There were conflicting reports of how the deaths occurred but the Egyptian interior ministry said the prisoners had taken an officer hostage and died after suffocating on tear gas.
"Thirty-six of the prisoners died of suffocation and crowding after tear gas was used to stop their escape," the ministry said.
The killings were the latest in five days of bloodshed since Wednesday's police and military operation to clear Islamists from protest camps in Cairo.
The Muslim Brotherhood, Morsi's once banned movement that backed his election victory in 2012, said 35 prisoners died, revising an earlier toll of 52.
"The murder of 35 detained anti-coup protestors affirms the intentional violence aimed at opponents of the coup, and the cold-blooded killing of which they are targets," it said in a statement in English.
The Islamists said they cancelled "several marches" on Sunday, citing fears of vigilantes and snipers.
Elsewhere in Egypt, hundreds of protesters briefly marched in the Suez canal city of Ismailiya, an AFP correspondent said.
Two policemen were later killed in a shooting attack near the city, according to the interior ministry.
Violence has also continued to plague the Sinai Peninsula, where a civilian, two soldiers and a policeman were killed overnight Saturday, security sources said.
The unrest has left Egypt divided as never before.
Vigilantes have pulled bearded men out of cars, and a mob chanted "terrorists" as Morsi supporters were dragged from Cairo's Al-Fath mosque on Saturday after a tense siege that included exchanges of gunfire.
According to an AFP tally, more than 1,000 people have been killed since mass demonstrations against Morsi erupted at the end of June, among them a son of the Brotherhood's supreme guide who died on Friday.
-- 'Terrorist plot' --
Despite the international condemnation of the violence, authorities have stood firm, saying security forces are facing down a "terrorist plot" while dismissing reports it plans to ban the Brotherhood.
But French President Francois Hollande said after a meeting with the Saudi foreign minister: "It is unacceptable that there is violence of this level in a great country like Egypt."

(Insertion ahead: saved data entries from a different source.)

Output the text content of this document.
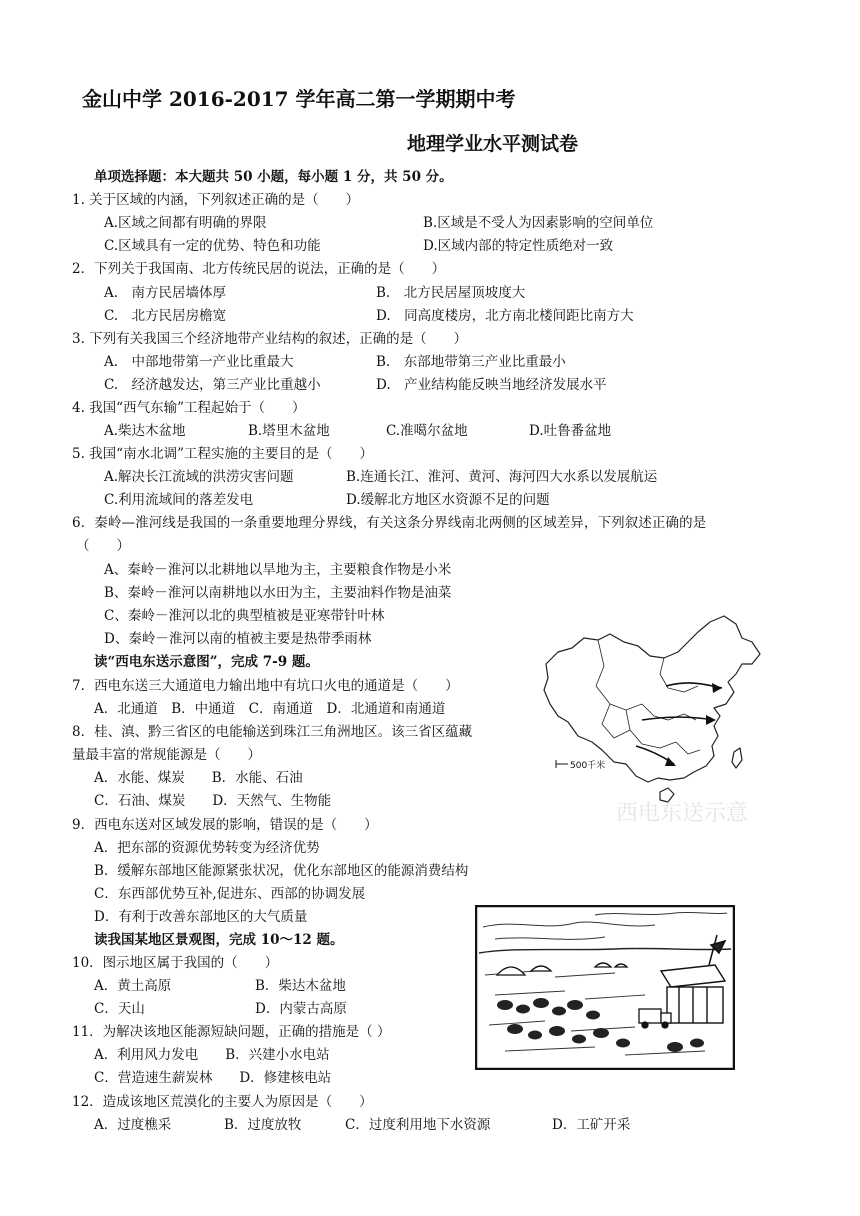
金山中学 2016-2017 学年高二第一学期期中考
地理学业水平测试卷
单项选择题：本大题共 50 小题，每小题 1 分，共 50 分。
1. 关于区域的内涵，下列叙述正确的是（　　）
A.区域之间都有明确的界限	B.区域是不受人为因素影响的空间单位
C.区域具有一定的优势、特色和功能	D.区域内部的特定性质绝对一致
2．下列关于我国南、北方传统民居的说法，正确的是（　　）
A.　南方民居墙体厚	B.　北方民居屋顶坡度大
C.　北方民居房檐宽	D.　同高度楼房，北方南北楼间距比南方大
3. 下列有关我国三个经济地带产业结构的叙述，正确的是（　　）
A.　中部地带第一产业比重最大	B.　东部地带第三产业比重最小
C.　经济越发达，第三产业比重越小	D.　产业结构能反映当地经济发展水平
4. 我国“西气东输”工程起始于（　　）
A.柴达木盆地	B.塔里木盆地	C.准噶尔盆地	D.吐鲁番盆地
5. 我国“南水北调”工程实施的主要目的是（　　）
A.解决长江流域的洪涝灾害问题	B.连通长江、淮河、黄河、海河四大水系以发展航运
C.利用流域间的落差发电	D.缓解北方地区水资源不足的问题
6．秦岭—淮河线是我国的一条重要地理分界线，有关这条分界线南北两侧的区域差异，下列叙述正确的是
（　　）
A、秦岭－淮河以北耕地以旱地为主，主要粮食作物是小米
B、秦岭－淮河以南耕地以水田为主，主要油料作物是油菜
C、秦岭－淮河以北的典型植被是亚寒带针叶林
D、秦岭－淮河以南的植被主要是热带季雨林
读“西电东送示意图”，完成 7-9 题。
7．西电东送三大通道电力输出地中有坑口火电的通道是（　　）
A．北通道　B．中通道　C．南通道　D．北通道和南通道
8．桂、滇、黔三省区的电能输送到珠江三角洲地区。该三省区蕴藏
量最丰富的常规能源是（　　）
A．水能、煤炭　　B．水能、石油
C．石油、煤炭　　D．天然气、生物能
9．西电东送对区域发展的影响，错误的是（　　）
A．把东部的资源优势转变为经济优势
B．缓解东部地区能源紧张状况，优化东部地区的能源消费结构
C．东西部优势互补,促进东、西部的协调发展
D．有利于改善东部地区的大气质量
读我国某地区景观图，完成 10～12 题。
10．图示地区属于我国的（　　）
A．黄土高原	B．柴达木盆地
C．天山	D．内蒙古高原
11．为解决该地区能源短缺问题，正确的措施是（ ）
A．利用风力发电　　B．兴建小水电站
C．营造速生薪炭林　　D．修建核电站
12．造成该地区荒漠化的主要人为原因是（　　）
A．过度樵采	B．过度放牧	C．过度利用地下水资源	D．工矿开采
500千米
西电东送示意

British Foreign Secretary William Hague has called his Egyptian counterpart to condemn violence by both sides, and described as "unacceptable" attacks against churches.
The United States has announced the cancellation of its biannual military exercise with Egypt, and its embassy in Cairo was closed Sunday for security reasons.

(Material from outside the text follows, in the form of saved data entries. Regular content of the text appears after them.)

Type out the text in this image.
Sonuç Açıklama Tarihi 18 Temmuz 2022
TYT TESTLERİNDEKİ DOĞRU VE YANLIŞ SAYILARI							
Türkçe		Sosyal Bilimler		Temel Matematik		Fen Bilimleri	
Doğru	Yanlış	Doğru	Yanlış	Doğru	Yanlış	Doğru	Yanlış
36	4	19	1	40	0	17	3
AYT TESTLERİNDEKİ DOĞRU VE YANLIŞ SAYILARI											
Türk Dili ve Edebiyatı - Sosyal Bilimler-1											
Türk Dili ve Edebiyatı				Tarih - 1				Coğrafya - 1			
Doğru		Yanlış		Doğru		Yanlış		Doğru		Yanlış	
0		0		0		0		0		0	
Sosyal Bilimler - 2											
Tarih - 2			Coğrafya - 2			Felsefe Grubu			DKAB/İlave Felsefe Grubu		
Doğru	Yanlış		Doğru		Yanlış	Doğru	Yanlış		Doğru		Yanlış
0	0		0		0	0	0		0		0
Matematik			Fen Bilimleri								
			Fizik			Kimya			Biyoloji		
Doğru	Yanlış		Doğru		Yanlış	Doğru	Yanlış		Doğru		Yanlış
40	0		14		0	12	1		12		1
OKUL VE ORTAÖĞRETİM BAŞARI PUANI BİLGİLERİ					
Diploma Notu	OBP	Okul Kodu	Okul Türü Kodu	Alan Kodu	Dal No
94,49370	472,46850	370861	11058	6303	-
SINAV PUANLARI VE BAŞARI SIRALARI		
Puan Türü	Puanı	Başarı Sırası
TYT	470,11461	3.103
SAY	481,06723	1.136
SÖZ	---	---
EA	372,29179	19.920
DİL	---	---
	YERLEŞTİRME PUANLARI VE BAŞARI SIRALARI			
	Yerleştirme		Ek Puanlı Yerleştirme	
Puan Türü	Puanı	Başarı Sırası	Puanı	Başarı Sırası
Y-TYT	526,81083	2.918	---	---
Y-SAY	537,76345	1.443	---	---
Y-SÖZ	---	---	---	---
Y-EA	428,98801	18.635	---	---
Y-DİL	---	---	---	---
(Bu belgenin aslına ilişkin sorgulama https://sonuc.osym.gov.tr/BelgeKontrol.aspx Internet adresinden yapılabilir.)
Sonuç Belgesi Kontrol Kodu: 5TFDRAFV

The White House has stopped short of suspending $1.3 billion in annual aid, although some US lawmakers called Sunday for the funds to be cut.
But the international response has not been uniformly critical. Both Saudi Arabia and Jordan have said they back Egypt in its fight against "terrorism".
On Sunday morning, the capital showed signs of returning to normal, with traffic beginning to flow again and banks and shops reopening for the first time since Wednesday.
Wednesday's storming of protest camps set up by Morsi supporters sparked nationwide clashes that claimed at least 578 lives.